Additional on Streeter
- "Nevertheless, to the attractive hypothesis that the original Mark lacked the section vi.53-viii.21, there are two very formidable objections."
This I read with care, since this would be my suggestion. But it seems his two objections are easily answered if the author of both the first and second editions of Mark was the same person or group. First, the style and content of the omission does not seem different than the rest of Mark. My statistical investigations concur with this finding. However, if the same author produced both, we would expect this.
His second objection involves the ending of Mark, and at least in this section he is pre-supposing that the ending of Mark is damaged. I'd note that if we are already convinced the ending of Mark is damaged then we are pre-disposed toward accepting other damage. If we are not so convinced then we are less disposed to the damage hypothesis.
Streeter argues that any second version of Mark would surly have `fixed' the ending. But if the author of the first and second versions was the same, and if the ending originally seemed satisfactory to him, then it is quite reasonable to suppose that the ending remains satisfactory.

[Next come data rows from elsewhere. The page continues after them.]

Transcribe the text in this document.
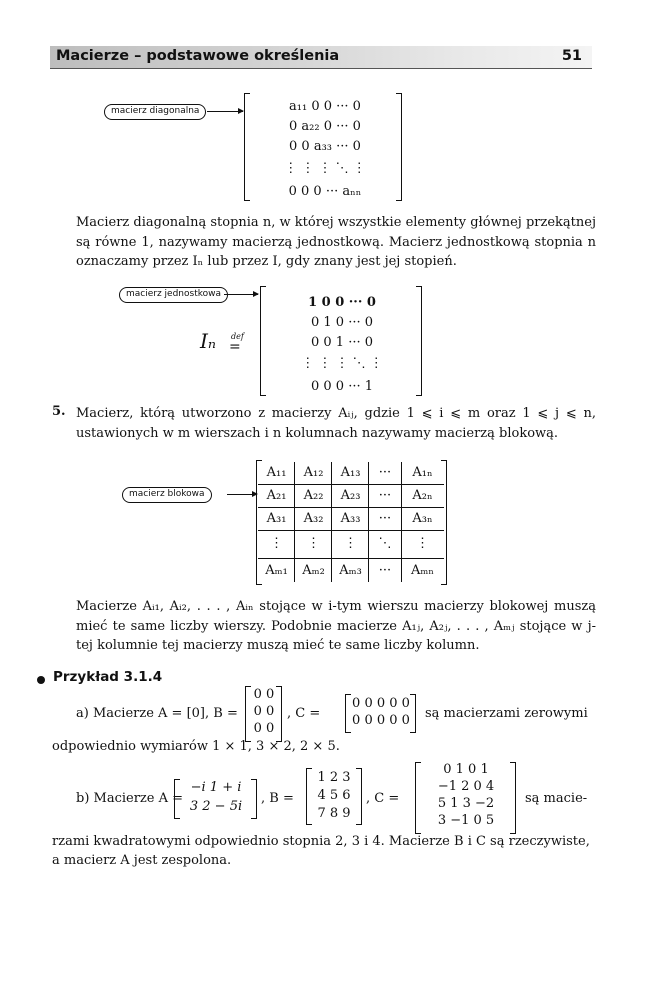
Macierze – podstawowe określenia	51
macierz diagonalna	a₁₁ 0 0 ··· 0
0 a₂₂ 0 ··· 0
0 0 a₃₃ ··· 0
⋮ ⋮ ⋮ ⋱ ⋮
0 0 0 ··· aₙₙ

Macierz diagonalną stopnia n, w której wszystkie elementy głównej przekątnej są równe 1, nazywamy macierzą jednostkową. Macierz jednostkową stopnia n oznaczamy przez Iₙ lub przez I, gdy znany jest jej stopień.

macierz jednostkowa
Iₙ def
=
1 0 0 ··· 0
0 1 0 ··· 0
0 0 1 ··· 0
⋮ ⋮ ⋮ ⋱ ⋮
0 0 0 ··· 1
5. Macierz, którą utworzono z macierzy Aᵢⱼ, gdzie 1 ⩽ i ⩽ m oraz 1 ⩽ j ⩽ n, ustawionych w m wierszach i n kolumnach nazywamy macierzą blokową.

macierz blokowa
A₁₁	A₁₂	A₁₃	···	A₁ₙ
A₂₁	A₂₂	A₂₃	···	A₂ₙ
A₃₁	A₃₂	A₃₃	···	A₃ₙ
⋮	⋮	⋮	⋱	⋮
Aₘ₁	Aₘ₂	Aₘ₃	···	Aₘₙ

Macierze Aᵢ₁, Aᵢ₂, . . . , Aᵢₙ stojące w i-tym wierszu macierzy blokowej muszą mieć te same liczby wierszy. Podobnie macierze A₁ⱼ, A₂ⱼ, . . . , Aₘⱼ stojące w j-tej kolumnie tej macierzy muszą mieć te same liczby kolumn.

Przykład 3.1.4
a) Macierze A = [0], B =
0 0
0 0
0 0
, C =
0 0 0 0 0
0 0 0 0 0 są macierzami zerowymi
odpowiednio wymiarów 1 × 1, 3 × 2, 2 × 5.
b) Macierze A =
−i 1 + i
3 2 − 5i
, B =
1 2 3
4 5 6
7 8 9
, C =
0 1 0 1
−1 2 0 4
5 1 3 −2
3 −1 0 5
są macie-
rzami kwadratowymi odpowiednio stopnia 2, 3 i 4. Macierze B i C są rzeczywiste,
a macierz A jest zespolona.
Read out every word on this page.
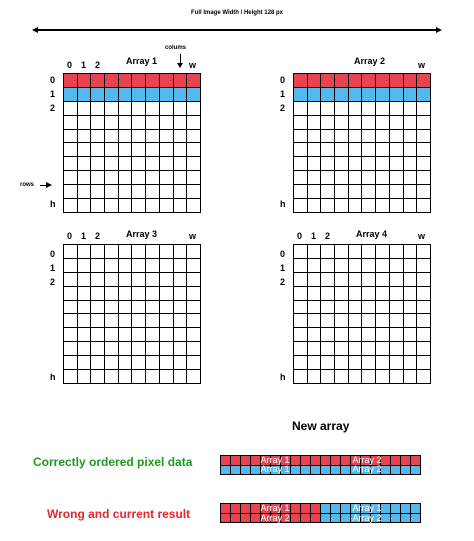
Full Image Width / Height 128 px
Array 1
0 1 2	w
0
1
2
h
colums
rows
Array 2	w
0
1
2
h
Array 3
0 1 2	w
0
1
2
h
Array 4
0 1 2	w
0
1
2
h
New array
Correctly ordered pixel data	Array 1	Array 2
Array 1	Array 2
Wrong and current result	Array 1	Array 1
Array 2	Array 2
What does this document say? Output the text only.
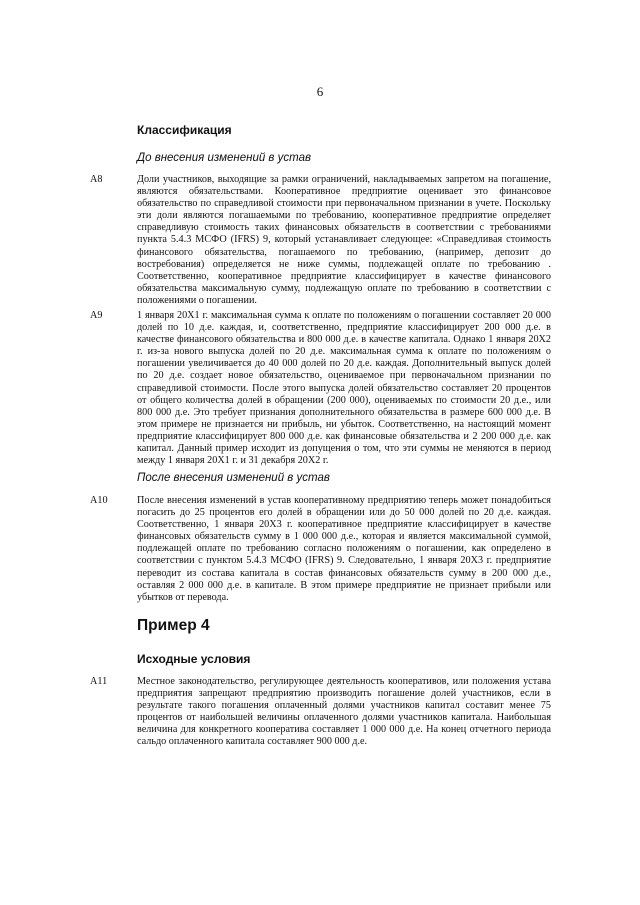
6
Классификация
До внесения изменений в устав
A8	Доли участников, выходящие за рамки ограничений, накладываемых запретом на погашение, являются обязательствами. Кооперативное предприятие оценивает это финансовое обязательство по справедливой стоимости при первоначальном признании в учете. Поскольку эти доли являются погашаемыми по требованию, кооперативное предприятие определяет справедливую стоимость таких финансовых обязательств в соответствии с требованиями пункта 5.4.3 МСФО (IFRS) 9, который устанавливает следующее: «Справедливая стоимость финансового обязательства, погашаемого по требованию, (например, депозит до востребования) определяется не ниже суммы, подлежащей оплате по требованию . Соответственно, кооперативное предприятие классифицирует в качестве финансового обязательства максимальную сумму, подлежащую оплате по требованию в соответствии с положениями о погашении.
A9	1 января 20Х1 г. максимальная сумма к оплате по положениям о погашении составляет 20 000 долей по 10 д.е. каждая, и, соответственно, предприятие классифицирует 200 000 д.е. в качестве финансового обязательства и 800 000 д.е. в качестве капитала. Однако 1 января 20Х2 г. из-за нового выпуска долей по 20 д.е. максимальная сумма к оплате по положениям о погашении увеличивается до 40 000 долей по 20 д.е. каждая. Дополнительный выпуск долей по 20 д.е. создает новое обязательство, оцениваемое при первоначальном признании по справедливой стоимости. После этого выпуска долей обязательство составляет 20 процентов от общего количества долей в обращении (200 000), оцениваемых по стоимости 20 д.е., или 800 000 д.е. Это требует признания дополнительного обязательства в размере 600 000 д.е. В этом примере не признается ни прибыль, ни убыток. Соответственно, на настоящий момент предприятие классифицирует 800 000 д.е. как финансовые обязательства и 2 200 000 д.е. как капитал. Данный пример исходит из допущения о том, что эти суммы не меняются в период между 1 января 20Х1 г. и 31 декабря 20Х2 г.
После внесения изменений в устав
A10	После внесения изменений в устав кооперативному предприятию теперь может понадобиться погасить до 25 процентов его долей в обращении или до 50 000 долей по 20 д.е. каждая. Соответственно, 1 января 20Х3 г. кооперативное предприятие классифицирует в качестве финансовых обязательств сумму в 1 000 000 д.е., которая и является максимальной суммой, подлежащей оплате по требованию согласно положениям о погашении, как определено в соответствии с пунктом 5.4.3 МСФО (IFRS) 9. Следовательно, 1 января 20Х3 г. предприятие переводит из состава капитала в состав финансовых обязательств сумму в 200 000 д.е., оставляя 2 000 000 д.е. в капитале. В этом примере предприятие не признает прибыли или убытков от перевода.
Пример 4
Исходные условия
A11	Местное законодательство, регулирующее деятельность кооперативов, или положения устава предприятия запрещают предприятию производить погашение долей участников, если в результате такого погашения оплаченный долями участников капитал составит менее 75 процентов от наибольшей величины оплаченного долями участников капитала. Наибольшая величина для конкретного кооператива составляет 1 000 000 д.е. На конец отчетного периода сальдо оплаченного капитала составляет 900 000 д.е.
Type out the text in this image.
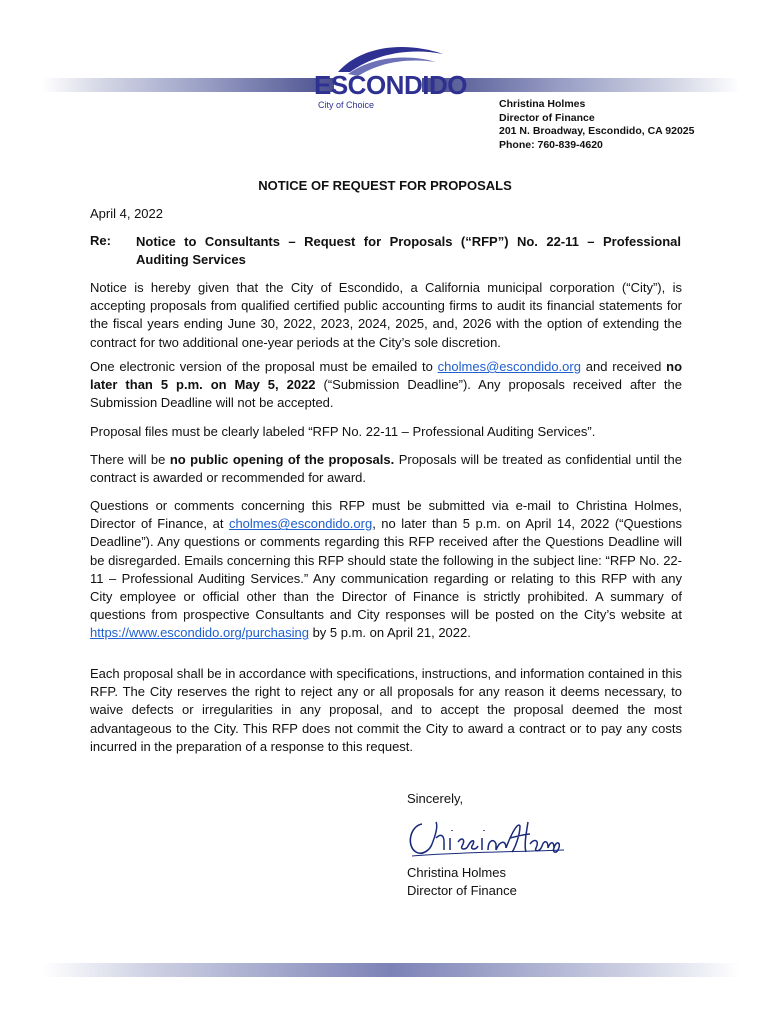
ESCONDIDO
City of Choice	Christina Holmes
Director of Finance
201 N. Broadway, Escondido, CA 92025
Phone: 760-839-4620
NOTICE OF REQUEST FOR PROPOSALS
April 4, 2022
Re: Notice to Consultants – Request for Proposals (“RFP”) No. 22-11 – Professional Auditing Services
Notice is hereby given that the City of Escondido, a California municipal corporation (“City”), is accepting proposals from qualified certified public accounting firms to audit its financial statements for the fiscal years ending June 30, 2022, 2023, 2024, 2025, and, 2026 with the option of extending the contract for two additional one-year periods at the City’s sole discretion.
One electronic version of the proposal must be emailed to cholmes@escondido.org and received no later than 5 p.m. on May 5, 2022 (“Submission Deadline”). Any proposals received after the Submission Deadline will not be accepted.
Proposal files must be clearly labeled “RFP No. 22-11 – Professional Auditing Services”.
There will be no public opening of the proposals. Proposals will be treated as confidential until the contract is awarded or recommended for award.
Questions or comments concerning this RFP must be submitted via e-mail to Christina Holmes, Director of Finance, at cholmes@escondido.org, no later than 5 p.m. on April 14, 2022 (“Questions Deadline”). Any questions or comments regarding this RFP received after the Questions Deadline will be disregarded. Emails concerning this RFP should state the following in the subject line: “RFP No. 22-11 – Professional Auditing Services.” Any communication regarding or relating to this RFP with any City employee or official other than the Director of Finance is strictly prohibited. A summary of questions from prospective Consultants and City responses will be posted on the City’s website at https://www.escondido.org/purchasing by 5 p.m. on April 21, 2022.
Each proposal shall be in accordance with specifications, instructions, and information contained in this RFP. The City reserves the right to reject any or all proposals for any reason it deems necessary, to waive defects or irregularities in any proposal, and to accept the proposal deemed the most advantageous to the City. This RFP does not commit the City to award a contract or to pay any costs incurred in the preparation of a response to this request.
Sincerely,
Christina Holmes
Director of Finance
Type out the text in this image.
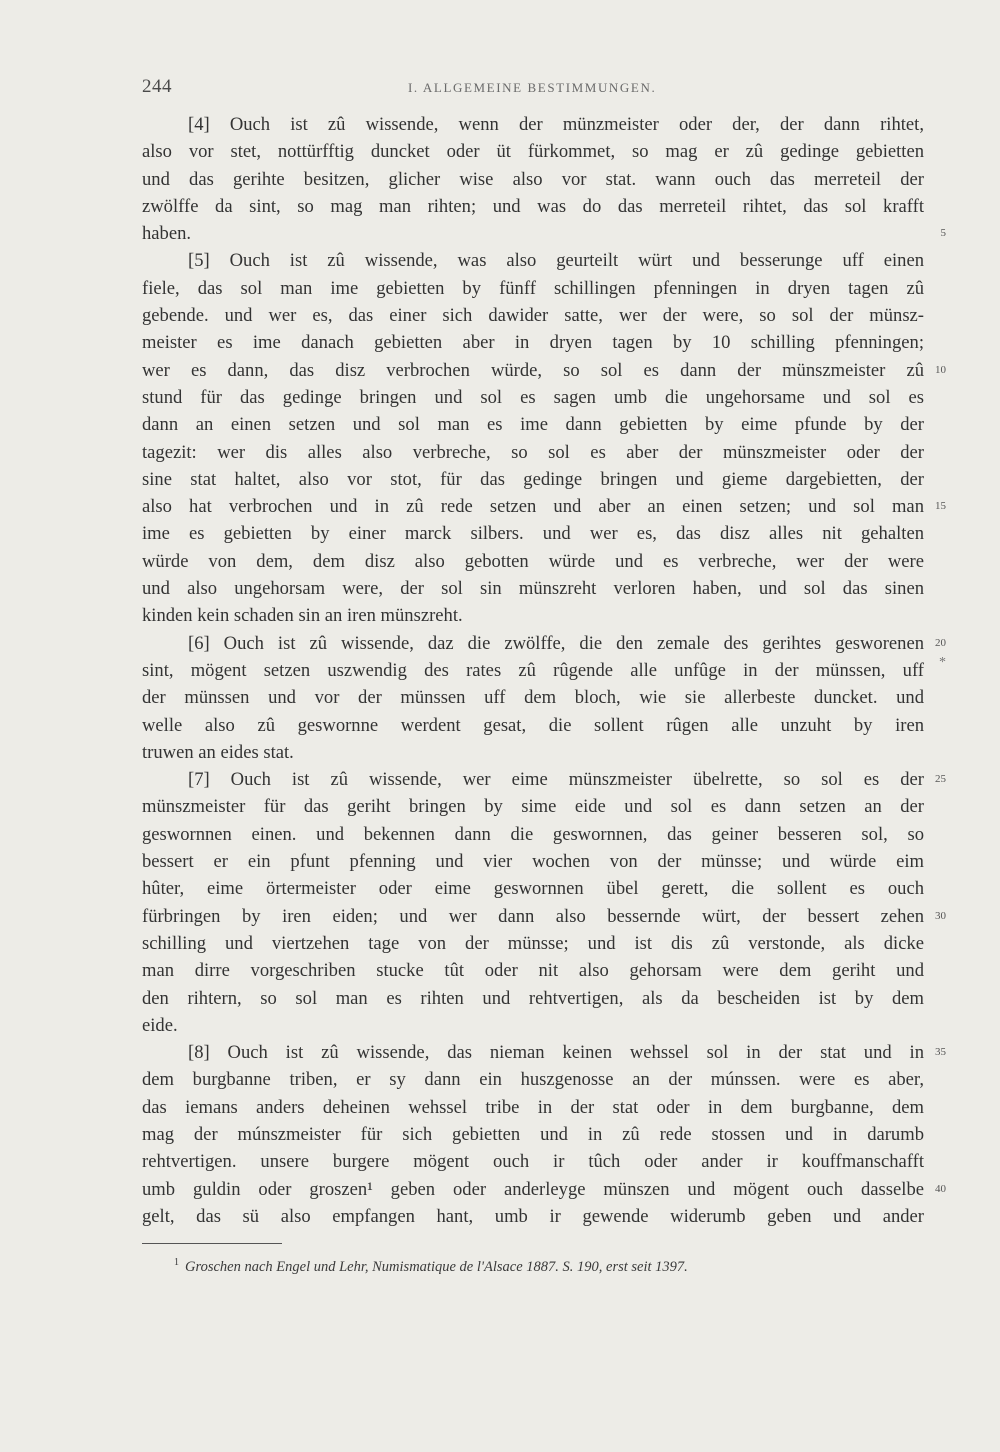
244	I. ALLGEMEINE BESTIMMUNGEN.
[4] Ouch ist zû wissende, wenn der münzmeister oder der, der dann rihtet,
also vor stet, nottürfftig duncket oder üt fürkommet, so mag er zû gedinge gebietten
und das gerihte besitzen, glicher wise also vor stat. wann ouch das merreteil der
zwölffe da sint, so mag man rihten; und was do das merreteil rihtet, das sol krafft
haben.	5
[5] Ouch ist zû wissende, was also geurteilt würt und besserunge uff einen
fiele, das sol man ime gebietten by fünff schillingen pfenningen in dryen tagen zû
gebende. und wer es, das einer sich dawider satte, wer der were, so sol der münsz-
meister es ime danach gebietten aber in dryen tagen by 10 schilling pfenningen;
wer es dann, das disz verbrochen würde, so sol es dann der münszmeister zû 10
stund für das gedinge bringen und sol es sagen umb die ungehorsame und sol es
dann an einen setzen und sol man es ime dann gebietten by eime pfunde by der
tagezit: wer dis alles also verbreche, so sol es aber der münszmeister oder der
sine stat haltet, also vor stot, für das gedinge bringen und gieme dargebietten, der
also hat verbrochen und in zû rede setzen und aber an einen setzen; und sol man 15
ime es gebietten by einer marck silbers. und wer es, das disz alles nit gehalten
würde von dem, dem disz also gebotten würde und es verbreche, wer der were
und also ungehorsam were, der sol sin münszreht verloren haben, und sol das sinen
kinden kein schaden sin an iren münszreht.
[6] Ouch ist zû wissende, daz die zwölffe, die den zemale des gerihtes gesworenen 20
sint, mögent setzen uszwendig des rates zû rûgende alle unfûge in der münssen, uff *
der münssen und vor der münssen uff dem bloch, wie sie allerbeste duncket. und
welle also zû geswornne werdent gesat, die sollent rûgen alle unzuht by iren
truwen an eides stat.
[7] Ouch ist zû wissende, wer eime münszmeister übelrette, so sol es der 25
münszmeister für das geriht bringen by sime eide und sol es dann setzen an der
geswornnen einen. und bekennen dann die geswornnen, das geiner besseren sol, so
bessert er ein pfunt pfenning und vier wochen von der münsse; und würde eim
hûter, eime örtermeister oder eime geswornnen übel gerett, die sollent es ouch
fürbringen by iren eiden; und wer dann also bessernde würt, der bessert zehen 30
schilling und viertzehen tage von der münsse; und ist dis zû verstonde, als dicke
man dirre vorgeschriben stucke tût oder nit also gehorsam were dem geriht und
den rihtern, so sol man es rihten und rehtvertigen, als da bescheiden ist by dem
eide.
[8] Ouch ist zû wissende, das nieman keinen wehssel sol in der stat und in 35
dem burgbanne triben, er sy dann ein huszgenosse an der múnssen. were es aber,
das iemans anders deheinen wehssel tribe in der stat oder in dem burgbanne, dem
mag der múnszmeister für sich gebietten und in zû rede stossen und in darumb
rehtvertigen. unsere burgere mögent ouch ir tûch oder ander ir kouffmanschafft
umb guldin oder groszen¹ geben oder anderleyge münszen und mögent ouch dasselbe 40
gelt, das sü also empfangen hant, umb ir gewende widerumb geben und ander
$^1$ Groschen nach Engel und Lehr, Numismatique de l'Alsace 1887. S. 190, erst seit 1397.
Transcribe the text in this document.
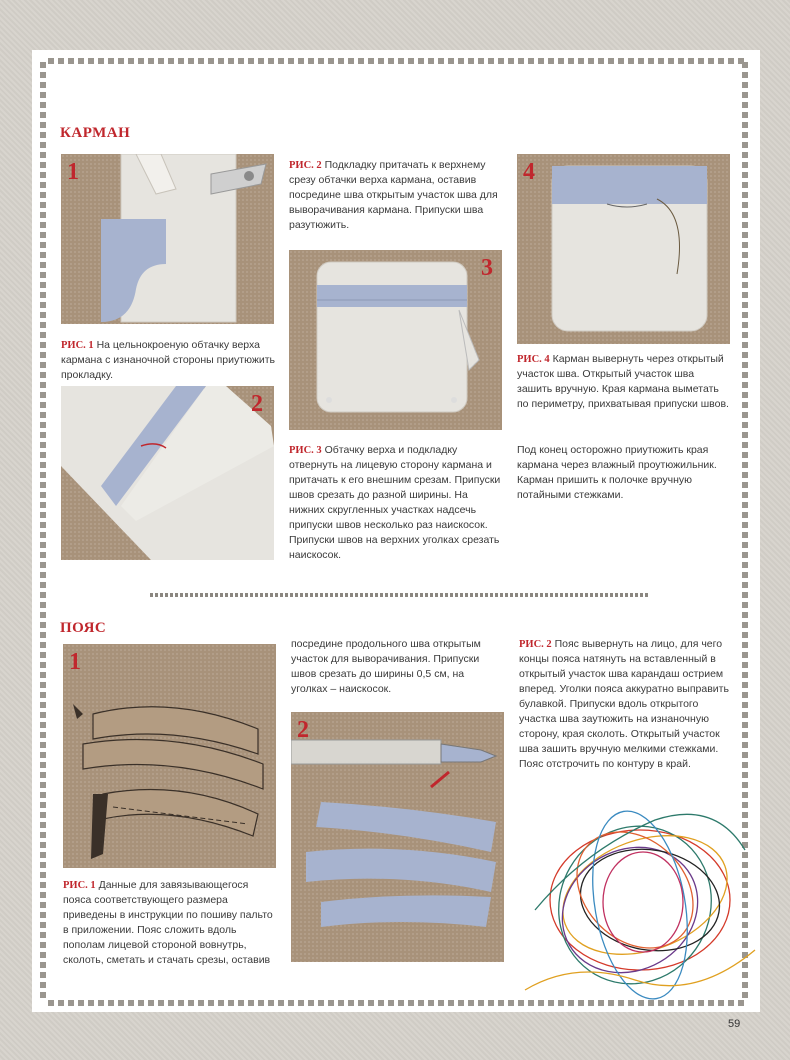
КАРМАН
1
РИС. 1 На цельнокроеную обтачку верха кармана с изнаночной стороны приутюжить прокладку.
2
РИС. 2 Подкладку притачать к верхнему срезу обтачки верха кармана, оставив посредине шва открытым участок шва для выворачивания кармана. Припуски шва разутюжить.
3
РИС. 3 Обтачку верха и подкладку отвернуть на лицевую сторону кармана и притачать к его внешним срезам. Припуски швов срезать до разной ширины. На нижних скругленных участках надсечь припуски швов несколько раз наискосок. Припуски швов на верхних уголках срезать наискосок.
4
РИС. 4 Карман вывернуть через открытый участок шва. Открытый участок шва зашить вручную. Края кармана выметать по периметру, прихватывая припуски швов.
Под конец осторожно приутюжить края кармана через влажный проутюжильник. Карман пришить к полочке вручную потайными стежками.
ПОЯС
1
РИС. 1 Данные для завязывающегося пояса соответствующего размера приведены в инструкции по пошиву пальто в приложении. Пояс сложить вдоль пополам лицевой стороной вовнутрь, сколоть, сметать и стачать срезы, оставив
посредине продольного шва открытым участок для выворачивания. Припуски швов срезать до ширины 0,5 см, на уголках – наискосок.
2
РИС. 2 Пояс вывернуть на лицо, для чего концы пояса натянуть на вставленный в открытый участок шва карандаш острием вперед. Уголки пояса аккуратно выправить булавкой. Припуски вдоль открытого участка шва заутюжить на изнаночную сторону, края сколоть. Открытый участок шва зашить вручную мелкими стежками. Пояс отстрочить по контуру в край.
59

Also, one would suppose that the source of both of these damages was the same. If so then why do we and Matthew have the great omission available to us, but not the lost ending of Mark? This seems to suggest two separate instances of damage, but if that is the case, then the idea of the great omission being due to damage loses most of the support it gained if we accepted the lost ending as being due to damage, since now we can no longer suppose one cause and one explanation for both.